Patient participation in antipsychotic drug choice decisions.

机构信息

Department of Psychiatry and Psychotherapy, Technische Universität München, Germany.

出版信息

Psychiatry Res. 2010 Jun 30;178(1):63-7. doi: 10.1016/j.psychres.2008.08.008. Epub 2010 May 8.

Abstract

Patient inclusion in antipsychotic drug decisions is recommended by international treatment guidelines. For N=300 in patients with schizophrenia, we analysed patients' preferences for inclusion in decisions and physicians' estimates which patients actually participated in drug choice. Path analysis was used to examine the relationships between patients' preferences/actual participation and clinical variables measured.
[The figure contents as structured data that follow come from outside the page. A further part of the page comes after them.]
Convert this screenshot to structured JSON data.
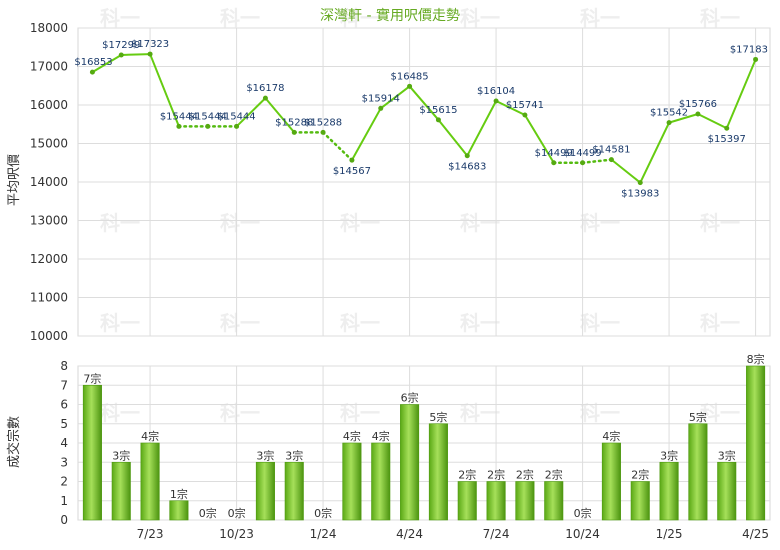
{
  "chart_data": [
    {
      "type": "line",
      "title": "深灣軒 - 實用呎價走勢",
      "ylabel": "平均呎價",
      "ylim": [
        10000,
        18000
      ],
      "yticks": [
        "10000",
        "11000",
        "12000",
        "13000",
        "14000",
        "15000",
        "16000",
        "17000",
        "18000"
      ],
      "x_tick_labels": [
        "7/23",
        "10/23",
        "1/24",
        "4/24",
        "7/24",
        "10/24",
        "1/25",
        "4/25"
      ],
      "values": [
        16853,
        17299,
        17323,
        15444,
        15444,
        15444,
        16178,
        15288,
        15288,
        14567,
        15914,
        16485,
        15615,
        14683,
        16104,
        15741,
        14499,
        14499,
        14581,
        13983,
        15542,
        15766,
        15397,
        17183
      ],
      "point_labels": [
        "$16853",
        "$17299",
        "$17323",
        "$15444",
        "$15444",
        "$15444",
        "$16178",
        "$15288",
        "$15288",
        "$14567",
        "$15914",
        "$16485",
        "$15615",
        "$14683",
        "$16104",
        "$15741",
        "$14499",
        "$14499",
        "$14581",
        "$13983",
        "$15542",
        "$15766",
        "$15397",
        "$17183"
      ],
      "interpolated": [
        false,
        false,
        false,
        false,
        true,
        false,
        false,
        false,
        true,
        false,
        false,
        false,
        false,
        false,
        false,
        false,
        false,
        true,
        false,
        false,
        false,
        false,
        false,
        false
      ],
      "colors": {
        "line": "#66cc11",
        "dotted": "#55bb11"
      },
      "grid": true
    },
    {
      "type": "bar",
      "ylabel": "成交宗數",
      "ylim": [
        0,
        8
      ],
      "yticks": [
        "0",
        "1",
        "2",
        "3",
        "4",
        "5",
        "6",
        "7",
        "8"
      ],
      "x_tick_labels": [
        "7/23",
        "10/23",
        "1/24",
        "4/24",
        "7/24",
        "10/24",
        "1/25",
        "4/25"
      ],
      "values": [
        7,
        3,
        4,
        1,
        0,
        0,
        3,
        3,
        0,
        4,
        4,
        6,
        5,
        2,
        2,
        2,
        2,
        0,
        4,
        2,
        3,
        5,
        3,
        8
      ],
      "bar_labels": [
        "7宗",
        "3宗",
        "4宗",
        "1宗",
        "0宗",
        "0宗",
        "3宗",
        "3宗",
        "0宗",
        "4宗",
        "4宗",
        "6宗",
        "5宗",
        "2宗",
        "2宗",
        "2宗",
        "2宗",
        "0宗",
        "4宗",
        "2宗",
        "3宗",
        "5宗",
        "3宗",
        "8宗"
      ],
      "colors": {
        "bar": "#77cc22",
        "bar_dark": "#4e9a10"
      },
      "grid": true
    }
  ],
  "watermark": "科一"
}
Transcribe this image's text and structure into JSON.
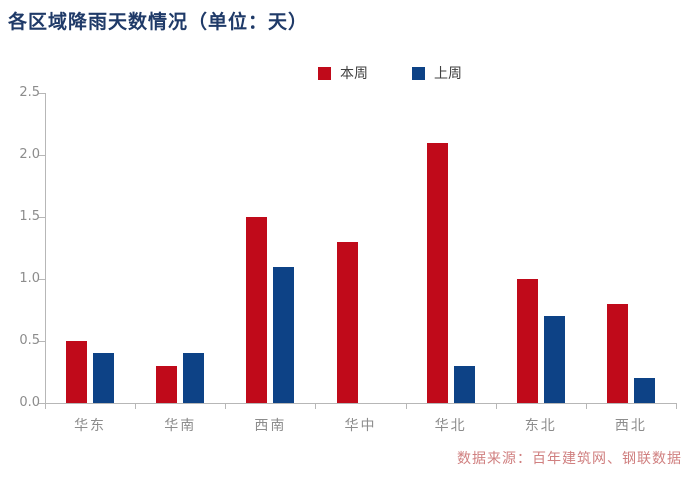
{
  "title": "各区域降雨天数情况（单位：天）",
  "source": "数据来源：百年建筑网、钢联数据",
  "colors": {
    "title": "#1f3a68",
    "this_week": "#c00a1a",
    "last_week": "#0d4286",
    "axis": "#b7b7b7",
    "tick_label": "#8c8c8c",
    "legend_text": "#404040",
    "source_text": "#d08080"
  },
  "chart_data": {
    "type": "bar",
    "title": "各区域降雨天数情况（单位：天）",
    "categories": [
      "华东",
      "华南",
      "西南",
      "华中",
      "华北",
      "东北",
      "西北"
    ],
    "series": [
      {
        "name": "本周",
        "color_key": "this_week",
        "values": [
          0.5,
          0.3,
          1.5,
          1.3,
          2.1,
          1.0,
          0.8
        ]
      },
      {
        "name": "上周",
        "color_key": "last_week",
        "values": [
          0.4,
          0.4,
          1.1,
          0.0,
          0.3,
          0.7,
          0.2
        ]
      }
    ],
    "xlabel": "",
    "ylabel": "",
    "ylim": [
      0,
      2.5
    ],
    "yticks": [
      "0.0",
      "0.5",
      "1.0",
      "1.5",
      "2.0",
      "2.5"
    ],
    "grid": false,
    "legend_position": "top-center"
  }
}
Forty percent of the patients expressed a wish to participate in clinical decisions. Those patients wishing to participate in medical decisions had less insight into the necessity of treatment. Psychiatrists gave better ratings of the doctor-patient relationship to those patients whom they rated as having participated in their drug choice. These patients had more positive attitudes towards antipsychotic medication. There was no relationship between the desire to participate and actual participation in the drug choice. When working with patients exhibiting poor insight and negative drug attitudes, psychiatrists use authoritative decision-making styles despite the patient's desire to participate.

摘要

国际治疗指南建议将患者纳入抗精神病药物决策中。我们分析了 300 名精神分裂症患者的偏好,以了解他们是否希望参与决策,以及医生对实际参与药物选择的患者的估计。路径分析用于检验患者偏好/实际参与和测量的临床变量之间的关系。40%的患者表示希望参与临床决策。那些希望参与医疗决策的患者对治疗必要性的认识程度较低。精神科医生对那些他们认为参与了药物选择的患者给予了更好的医患关系评价。这些患者对抗精神病药物有更积极的态度。患者参与药物选择的愿望和实际参与之间没有关系。当与表现出洞察力差和药物态度消极的患者合作时,精神科医生会不顾患者的参与愿望,采用权威的决策风格。